Wieder ließ Hayward den Blick über die Menge schweifen, suchte in jedem Gesicht nach einem Zeichen ungewöhnlicher Anspannung, Erregung oder banger Erwartung.

Plötzlich erstarrte sie. Dort, bei einer Gruppe von Würdenträgern nahe beim Podium, stand eine großgewachsene Frau: eine Frau, die sie kannte.

In ihrem Kopf schrillten sämtliche Alarmglocken. Hayward hob ihr Funkgerät an den Mund. »Manetti, Hayward hier, hören Sie mich?«

»Hier Manetti.«

»Ist das Viola Maskelene, die ich da sehe? Drüben beim Podium?«

Kurze Pause.

»Ja.«

»Was macht sie hier?«

»Das Museum hat sie eingestellt, als Ersatz für Wicherly.«

»Wann?«

»Keine Ahnung. Vor ein, zwei Tagen.«

»Wer hat sie eingestellt?«

»Die Ethnologische Abteilung, glaube ich.«

»Warum stand ihr Name nicht auf der Gästeliste?«

Kurzes Zögern. »Das weiß ich nicht genau. Vermutlich weil sie erst kürzlich eingestellt worden ist.«

Hayward wollte mehr sagen. Sie wollte ins Funkgerät brüllen. Sie wollte verlangen, zu erfahren, warum man sie nicht informiert hatte. Aber für all das war es zu spät. Stattdessen sagte sie nur: »Over und aus.«

Das Profil zeigt, dass Diogenes noch nicht fertig ist.

Der ganze Galaempfang erschien ihr wie eine sorgfältig inszenierte Falle – aber wozu diente sie?

D’Agostas Worte klangen ihr im Ohr wie eine Alarmglocke. Zu etwas Größerem, vielleicht etwas viel Größerem.

Herrgott, sie brauchte D’Agosta – und zwar sofort. Er verfügte über die Antworten, die sie nicht kannte.

Sie zog ihr privates Handy hervor, tippte seine Handynummer. Keine Antwort.

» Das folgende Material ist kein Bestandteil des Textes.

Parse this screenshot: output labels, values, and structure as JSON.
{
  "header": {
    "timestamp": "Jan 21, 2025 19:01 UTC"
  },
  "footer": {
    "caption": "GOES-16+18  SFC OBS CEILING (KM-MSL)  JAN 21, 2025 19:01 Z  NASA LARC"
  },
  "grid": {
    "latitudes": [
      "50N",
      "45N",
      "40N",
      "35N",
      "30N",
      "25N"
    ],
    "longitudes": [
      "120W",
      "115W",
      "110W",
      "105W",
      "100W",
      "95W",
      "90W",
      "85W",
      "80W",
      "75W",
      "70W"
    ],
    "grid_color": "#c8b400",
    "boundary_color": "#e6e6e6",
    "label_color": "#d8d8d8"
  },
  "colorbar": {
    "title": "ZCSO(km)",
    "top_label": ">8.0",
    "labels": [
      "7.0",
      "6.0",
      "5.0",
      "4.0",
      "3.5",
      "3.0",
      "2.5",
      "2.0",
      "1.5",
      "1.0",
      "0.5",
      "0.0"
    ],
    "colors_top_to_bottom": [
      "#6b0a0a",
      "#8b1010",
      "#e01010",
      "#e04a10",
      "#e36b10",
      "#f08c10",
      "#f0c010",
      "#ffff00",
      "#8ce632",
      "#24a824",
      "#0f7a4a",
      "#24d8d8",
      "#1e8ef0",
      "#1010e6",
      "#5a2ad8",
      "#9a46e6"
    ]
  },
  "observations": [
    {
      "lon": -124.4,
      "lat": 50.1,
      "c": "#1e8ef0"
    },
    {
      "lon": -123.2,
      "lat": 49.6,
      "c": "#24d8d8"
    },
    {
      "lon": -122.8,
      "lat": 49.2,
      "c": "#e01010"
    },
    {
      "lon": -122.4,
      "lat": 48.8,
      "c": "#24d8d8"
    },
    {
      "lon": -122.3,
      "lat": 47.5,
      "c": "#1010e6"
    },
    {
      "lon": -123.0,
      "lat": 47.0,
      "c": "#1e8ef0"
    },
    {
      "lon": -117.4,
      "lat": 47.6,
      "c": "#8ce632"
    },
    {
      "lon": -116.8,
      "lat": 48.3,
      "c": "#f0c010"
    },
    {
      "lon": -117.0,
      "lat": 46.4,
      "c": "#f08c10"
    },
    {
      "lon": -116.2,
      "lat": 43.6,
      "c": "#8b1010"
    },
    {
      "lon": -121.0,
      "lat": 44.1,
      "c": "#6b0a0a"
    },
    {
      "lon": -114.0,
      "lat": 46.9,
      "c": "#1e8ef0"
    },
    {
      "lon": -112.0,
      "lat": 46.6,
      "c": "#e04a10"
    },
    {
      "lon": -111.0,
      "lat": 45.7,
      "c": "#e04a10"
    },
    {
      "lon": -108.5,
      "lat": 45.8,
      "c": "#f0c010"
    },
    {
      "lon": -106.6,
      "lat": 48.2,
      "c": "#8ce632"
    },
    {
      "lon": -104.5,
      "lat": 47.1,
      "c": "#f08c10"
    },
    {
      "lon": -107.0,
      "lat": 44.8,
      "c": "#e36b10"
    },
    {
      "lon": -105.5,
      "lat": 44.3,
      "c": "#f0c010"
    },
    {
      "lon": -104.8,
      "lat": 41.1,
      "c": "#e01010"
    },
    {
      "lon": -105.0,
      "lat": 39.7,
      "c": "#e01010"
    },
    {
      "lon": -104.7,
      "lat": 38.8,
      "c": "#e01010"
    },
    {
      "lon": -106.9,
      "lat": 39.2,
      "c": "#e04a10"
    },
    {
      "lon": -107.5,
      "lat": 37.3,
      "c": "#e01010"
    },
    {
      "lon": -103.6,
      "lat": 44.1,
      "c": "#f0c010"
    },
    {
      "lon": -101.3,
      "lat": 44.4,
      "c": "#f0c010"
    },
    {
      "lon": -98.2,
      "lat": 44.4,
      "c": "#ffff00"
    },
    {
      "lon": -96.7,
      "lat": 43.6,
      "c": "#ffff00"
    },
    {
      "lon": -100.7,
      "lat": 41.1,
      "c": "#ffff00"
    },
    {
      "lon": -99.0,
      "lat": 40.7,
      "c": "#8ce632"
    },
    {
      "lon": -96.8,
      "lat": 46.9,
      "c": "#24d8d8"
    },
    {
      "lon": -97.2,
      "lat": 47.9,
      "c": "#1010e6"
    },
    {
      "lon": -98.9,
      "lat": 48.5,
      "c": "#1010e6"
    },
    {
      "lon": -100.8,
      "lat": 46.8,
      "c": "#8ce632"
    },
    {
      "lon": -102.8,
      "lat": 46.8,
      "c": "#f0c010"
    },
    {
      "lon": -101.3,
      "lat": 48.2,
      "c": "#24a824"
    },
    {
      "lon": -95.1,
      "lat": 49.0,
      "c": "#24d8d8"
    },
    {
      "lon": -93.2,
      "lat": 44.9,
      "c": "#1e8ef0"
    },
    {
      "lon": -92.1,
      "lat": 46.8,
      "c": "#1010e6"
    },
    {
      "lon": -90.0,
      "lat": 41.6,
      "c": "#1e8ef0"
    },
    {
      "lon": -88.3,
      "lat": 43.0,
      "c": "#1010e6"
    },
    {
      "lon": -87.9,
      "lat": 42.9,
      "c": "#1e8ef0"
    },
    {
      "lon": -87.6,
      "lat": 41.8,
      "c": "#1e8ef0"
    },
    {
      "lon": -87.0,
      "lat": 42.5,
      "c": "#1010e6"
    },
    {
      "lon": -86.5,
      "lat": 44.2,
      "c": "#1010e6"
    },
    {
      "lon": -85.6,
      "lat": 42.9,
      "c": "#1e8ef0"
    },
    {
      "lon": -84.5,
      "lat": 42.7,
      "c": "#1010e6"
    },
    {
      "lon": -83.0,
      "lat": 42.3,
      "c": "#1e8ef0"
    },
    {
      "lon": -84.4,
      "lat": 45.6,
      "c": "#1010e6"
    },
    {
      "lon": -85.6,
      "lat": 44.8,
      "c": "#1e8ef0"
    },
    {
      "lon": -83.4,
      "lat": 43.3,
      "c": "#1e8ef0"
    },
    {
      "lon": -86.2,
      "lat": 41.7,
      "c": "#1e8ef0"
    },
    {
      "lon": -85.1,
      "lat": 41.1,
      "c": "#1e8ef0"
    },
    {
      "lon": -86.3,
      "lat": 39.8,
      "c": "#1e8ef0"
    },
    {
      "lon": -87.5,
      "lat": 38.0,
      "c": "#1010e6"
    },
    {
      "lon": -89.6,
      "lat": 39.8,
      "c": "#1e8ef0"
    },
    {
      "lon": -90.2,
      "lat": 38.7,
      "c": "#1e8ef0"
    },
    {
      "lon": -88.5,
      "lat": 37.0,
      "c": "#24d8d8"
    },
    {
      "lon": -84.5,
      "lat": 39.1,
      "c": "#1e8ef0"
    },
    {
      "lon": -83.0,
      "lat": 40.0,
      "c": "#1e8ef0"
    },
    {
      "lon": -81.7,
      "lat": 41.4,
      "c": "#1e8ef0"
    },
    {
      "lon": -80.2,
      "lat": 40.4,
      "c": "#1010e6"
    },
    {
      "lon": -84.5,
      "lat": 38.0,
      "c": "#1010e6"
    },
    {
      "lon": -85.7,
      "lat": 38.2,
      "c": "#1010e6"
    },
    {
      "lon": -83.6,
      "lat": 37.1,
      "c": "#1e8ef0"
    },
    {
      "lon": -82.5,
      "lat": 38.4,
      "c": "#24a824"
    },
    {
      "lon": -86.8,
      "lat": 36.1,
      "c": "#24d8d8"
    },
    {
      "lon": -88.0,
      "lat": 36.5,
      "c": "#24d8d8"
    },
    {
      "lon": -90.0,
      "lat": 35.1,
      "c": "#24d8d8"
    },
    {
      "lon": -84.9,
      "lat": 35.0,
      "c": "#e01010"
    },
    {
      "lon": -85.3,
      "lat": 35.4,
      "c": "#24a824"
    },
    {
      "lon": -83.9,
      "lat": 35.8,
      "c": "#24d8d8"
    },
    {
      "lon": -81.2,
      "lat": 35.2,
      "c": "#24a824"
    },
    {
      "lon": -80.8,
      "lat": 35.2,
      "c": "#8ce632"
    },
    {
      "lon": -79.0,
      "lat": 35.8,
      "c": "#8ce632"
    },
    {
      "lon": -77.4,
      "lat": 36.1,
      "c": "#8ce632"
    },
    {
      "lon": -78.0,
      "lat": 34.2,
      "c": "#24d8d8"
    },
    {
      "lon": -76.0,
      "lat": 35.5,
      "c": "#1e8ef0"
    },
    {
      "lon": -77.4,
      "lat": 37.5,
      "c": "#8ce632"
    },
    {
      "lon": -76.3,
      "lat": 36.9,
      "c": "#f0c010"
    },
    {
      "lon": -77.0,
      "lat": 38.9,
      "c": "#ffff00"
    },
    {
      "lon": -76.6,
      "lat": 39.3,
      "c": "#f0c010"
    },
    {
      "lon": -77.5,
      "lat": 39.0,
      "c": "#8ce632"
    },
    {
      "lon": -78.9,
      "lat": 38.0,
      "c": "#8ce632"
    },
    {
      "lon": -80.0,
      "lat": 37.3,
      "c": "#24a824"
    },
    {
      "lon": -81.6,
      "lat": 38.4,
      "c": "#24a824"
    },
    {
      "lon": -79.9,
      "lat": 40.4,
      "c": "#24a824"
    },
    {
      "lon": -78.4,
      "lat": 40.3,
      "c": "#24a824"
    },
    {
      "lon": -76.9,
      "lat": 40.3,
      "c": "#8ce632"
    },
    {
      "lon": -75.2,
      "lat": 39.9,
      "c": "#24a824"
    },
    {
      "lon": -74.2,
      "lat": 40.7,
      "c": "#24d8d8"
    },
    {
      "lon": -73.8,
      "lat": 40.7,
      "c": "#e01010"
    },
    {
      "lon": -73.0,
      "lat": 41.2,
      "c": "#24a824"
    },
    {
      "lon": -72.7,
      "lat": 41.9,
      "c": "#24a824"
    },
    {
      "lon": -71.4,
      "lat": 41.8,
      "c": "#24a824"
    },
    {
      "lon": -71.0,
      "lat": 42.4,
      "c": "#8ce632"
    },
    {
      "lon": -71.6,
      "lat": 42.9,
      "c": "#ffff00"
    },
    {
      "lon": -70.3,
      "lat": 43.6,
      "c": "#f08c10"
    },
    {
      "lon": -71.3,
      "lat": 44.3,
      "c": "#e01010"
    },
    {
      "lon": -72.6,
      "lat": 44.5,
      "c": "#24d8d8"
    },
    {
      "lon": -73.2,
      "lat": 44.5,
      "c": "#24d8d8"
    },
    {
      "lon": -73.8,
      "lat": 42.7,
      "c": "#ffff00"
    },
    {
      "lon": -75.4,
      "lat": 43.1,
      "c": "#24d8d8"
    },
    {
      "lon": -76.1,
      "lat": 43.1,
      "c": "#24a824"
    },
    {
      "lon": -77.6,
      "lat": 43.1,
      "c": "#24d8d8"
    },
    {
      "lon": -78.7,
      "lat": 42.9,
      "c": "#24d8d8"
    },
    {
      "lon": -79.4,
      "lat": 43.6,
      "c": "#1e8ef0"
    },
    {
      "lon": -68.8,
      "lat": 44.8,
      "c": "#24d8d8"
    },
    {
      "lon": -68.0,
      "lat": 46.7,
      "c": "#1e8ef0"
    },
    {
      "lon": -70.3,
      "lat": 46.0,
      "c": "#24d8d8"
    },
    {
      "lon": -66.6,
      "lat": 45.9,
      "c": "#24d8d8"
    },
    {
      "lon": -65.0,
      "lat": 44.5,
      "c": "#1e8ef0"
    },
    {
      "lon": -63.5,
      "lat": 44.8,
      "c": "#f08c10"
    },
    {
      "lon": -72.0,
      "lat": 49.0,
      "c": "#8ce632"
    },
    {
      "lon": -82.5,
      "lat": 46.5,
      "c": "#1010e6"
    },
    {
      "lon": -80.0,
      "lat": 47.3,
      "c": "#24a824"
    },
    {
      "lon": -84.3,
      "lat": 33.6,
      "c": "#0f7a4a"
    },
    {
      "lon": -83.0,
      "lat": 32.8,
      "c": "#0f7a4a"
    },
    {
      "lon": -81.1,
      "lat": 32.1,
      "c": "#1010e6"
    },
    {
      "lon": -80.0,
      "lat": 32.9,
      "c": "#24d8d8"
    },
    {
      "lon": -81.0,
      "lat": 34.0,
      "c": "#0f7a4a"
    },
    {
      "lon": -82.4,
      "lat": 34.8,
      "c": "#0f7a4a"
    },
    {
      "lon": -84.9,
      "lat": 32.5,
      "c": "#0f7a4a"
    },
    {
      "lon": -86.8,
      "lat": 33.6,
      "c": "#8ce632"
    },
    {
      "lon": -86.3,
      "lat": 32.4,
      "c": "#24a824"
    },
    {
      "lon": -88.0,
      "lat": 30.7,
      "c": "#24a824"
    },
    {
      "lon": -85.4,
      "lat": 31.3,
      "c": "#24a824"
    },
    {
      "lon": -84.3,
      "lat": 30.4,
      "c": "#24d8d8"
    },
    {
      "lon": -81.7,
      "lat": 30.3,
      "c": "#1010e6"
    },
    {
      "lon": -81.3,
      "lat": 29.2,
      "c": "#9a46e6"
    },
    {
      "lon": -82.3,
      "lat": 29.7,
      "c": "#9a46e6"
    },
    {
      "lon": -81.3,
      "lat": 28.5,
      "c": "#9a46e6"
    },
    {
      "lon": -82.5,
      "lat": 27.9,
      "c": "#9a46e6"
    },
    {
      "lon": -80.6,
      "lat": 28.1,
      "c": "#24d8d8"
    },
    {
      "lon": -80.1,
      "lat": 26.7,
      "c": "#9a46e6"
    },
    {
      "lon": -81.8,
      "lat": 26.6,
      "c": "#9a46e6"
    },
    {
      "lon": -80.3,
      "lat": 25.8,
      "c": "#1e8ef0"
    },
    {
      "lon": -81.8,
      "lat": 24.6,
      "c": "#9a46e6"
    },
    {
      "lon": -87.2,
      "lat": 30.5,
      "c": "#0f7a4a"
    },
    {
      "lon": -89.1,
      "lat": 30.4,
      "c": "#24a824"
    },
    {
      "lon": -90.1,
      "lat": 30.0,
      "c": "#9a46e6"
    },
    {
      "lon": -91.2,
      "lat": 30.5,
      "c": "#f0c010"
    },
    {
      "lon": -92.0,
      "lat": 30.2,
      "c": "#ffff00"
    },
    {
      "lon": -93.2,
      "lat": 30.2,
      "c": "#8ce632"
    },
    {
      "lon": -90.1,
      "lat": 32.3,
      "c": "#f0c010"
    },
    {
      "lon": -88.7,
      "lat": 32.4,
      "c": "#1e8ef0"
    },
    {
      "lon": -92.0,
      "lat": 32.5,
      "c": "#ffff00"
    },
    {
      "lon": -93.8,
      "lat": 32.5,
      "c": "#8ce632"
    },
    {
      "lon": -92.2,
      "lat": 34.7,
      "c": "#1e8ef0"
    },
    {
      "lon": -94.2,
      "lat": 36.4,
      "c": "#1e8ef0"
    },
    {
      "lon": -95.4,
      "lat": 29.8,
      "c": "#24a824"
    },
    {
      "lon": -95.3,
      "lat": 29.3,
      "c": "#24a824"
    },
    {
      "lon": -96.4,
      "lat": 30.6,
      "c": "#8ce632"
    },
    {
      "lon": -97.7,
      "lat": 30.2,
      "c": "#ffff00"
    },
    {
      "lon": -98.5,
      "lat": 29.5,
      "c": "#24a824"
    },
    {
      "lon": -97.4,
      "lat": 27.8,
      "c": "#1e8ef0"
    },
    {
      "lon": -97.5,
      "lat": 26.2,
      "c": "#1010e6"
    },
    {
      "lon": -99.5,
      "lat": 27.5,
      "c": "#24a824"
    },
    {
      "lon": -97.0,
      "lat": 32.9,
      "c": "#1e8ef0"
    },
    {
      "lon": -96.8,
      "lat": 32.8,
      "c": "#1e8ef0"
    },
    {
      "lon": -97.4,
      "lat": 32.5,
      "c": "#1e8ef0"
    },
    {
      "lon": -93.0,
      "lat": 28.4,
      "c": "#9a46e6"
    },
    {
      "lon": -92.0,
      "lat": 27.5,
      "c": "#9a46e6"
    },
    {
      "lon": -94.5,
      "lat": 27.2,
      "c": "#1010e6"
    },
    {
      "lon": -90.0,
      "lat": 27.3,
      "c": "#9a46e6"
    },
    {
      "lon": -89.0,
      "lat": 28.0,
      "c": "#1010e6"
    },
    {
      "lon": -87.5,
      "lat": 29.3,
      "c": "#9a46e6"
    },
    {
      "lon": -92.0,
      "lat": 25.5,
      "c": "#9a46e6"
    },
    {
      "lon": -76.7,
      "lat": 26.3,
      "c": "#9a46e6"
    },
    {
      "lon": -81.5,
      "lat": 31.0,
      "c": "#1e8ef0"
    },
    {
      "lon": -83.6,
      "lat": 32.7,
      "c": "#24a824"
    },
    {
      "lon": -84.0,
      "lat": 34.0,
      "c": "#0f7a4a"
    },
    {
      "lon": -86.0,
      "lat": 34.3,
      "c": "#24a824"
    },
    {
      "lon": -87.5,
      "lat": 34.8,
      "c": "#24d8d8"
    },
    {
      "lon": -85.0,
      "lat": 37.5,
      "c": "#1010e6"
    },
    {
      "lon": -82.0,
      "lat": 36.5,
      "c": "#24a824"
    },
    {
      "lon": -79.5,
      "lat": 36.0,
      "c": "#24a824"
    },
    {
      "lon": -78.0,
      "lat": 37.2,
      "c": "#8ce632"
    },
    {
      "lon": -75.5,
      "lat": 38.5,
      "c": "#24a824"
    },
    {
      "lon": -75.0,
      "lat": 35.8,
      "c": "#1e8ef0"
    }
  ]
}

Sie sah auf die Uhr: 19:15. Der Abend war noch jung. Wenn sie D’Agosta auftreiben, ihn hierherholen könnte … Aber wo zum Teufel steckte er? Abermals hallten seine Worte durch ihre Gedanken: Es gibt da noch etwas, das du wissen solltest. Hast du schon mal von der Profiling-Firma Effective Engineering Solutions gehört, unten an der Little West 12th Street, geleitet von einem Eli Glinn? Ich war in letzter Zeit fast immer da, habe dort ein bisschen schwarz gearbeitet …

Sollte sie da hinfahren? Es war zwar nur eine Möglichkeit – aber besser als gar nichts. Und mit Sicherheit besser, als hier zu warten und Däumchen zu drehen. Mit etwas Glück war sie in weniger als vierzig Minuten dort und wieder zurück im Museum.

Sie hob nochmals ihr Funkgerät. »Lieutenant Gault?«

»Gault hier.«

»Ich verlasse mal kurz das Museum. Sie übernehmen die Leitung.«

»Darf ich fragen …?«

»Ich muss dringend jemanden sprechen. Falls etwas – irgendetwas – Außergewöhnliches passiert, machen Sie den Laden hier dicht. Komplett, Verstehen Sie?«

»Ja, Captain.«

Sie steckte das Funkgerät ein und verließ mit raschen Schritten die Halle.